The code at https://github.com/sahib/rmlint is licensed under the terms of the GPLv3.

both of my runs now (with and without --merge-dirs) are showing the same result, that is, no auto-gen output in the two .sh files. However -- this time the .json file from the --merge-dirs this time has tons of data in it! Almost all of them are of type "part_of_directory", and skimming through a few it seems like some are git refs, whereas some are ipynb and manifest files. Other than the git records, all of them are really small, junk files.

I can try rdfind next.

SeeSpotRun commented 3 years ago

Almost all of them are of type "part_of_directory", and skimming through a few it seems like some are git refs

Ok, I think I get it now; --treemerge has somewhat confusing handling of hidden files (see #361, #383).
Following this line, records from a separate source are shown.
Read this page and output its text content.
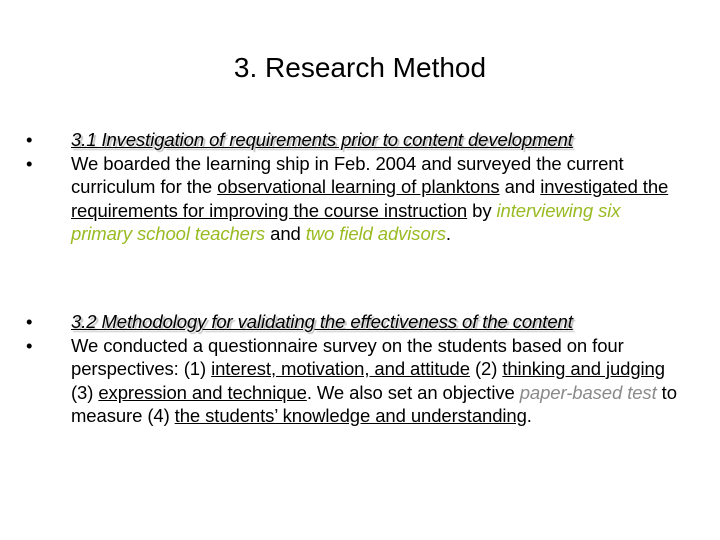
3. Research Method
•	3.1 Investigation of requirements prior to content development
•	We boarded the learning ship in Feb. 2004 and surveyed the current curriculum for the observational learning of planktons and investigated the requirements for improving the course instruction by interviewing six primary school teachers and two field advisors.
•	3.2 Methodology for validating the effectiveness of the content
•	We conducted a questionnaire survey on the students based on four perspectives: (1) interest, motivation, and attitude (2) thinking and judging (3) expression and technique. We also set an objective paper-based test to measure (4) the students’ knowledge and understanding.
If you run rmlint --hidden (but without --merge-dirs then I suspect you'll find (and generate a script to remove) all of the hidden dupes. Be careful deleting files in .git folders, that will break the git repo so may as well delete the whole .git if you need the space.

alichaudry commented 3 years ago

Yes, that was it! Using the --hidden flag (without --merge-dirs) gave me similar results in the rmlint.json as with --merge-dirs on its own.

I believe we should be good now -- I'll close the issue. Thank you.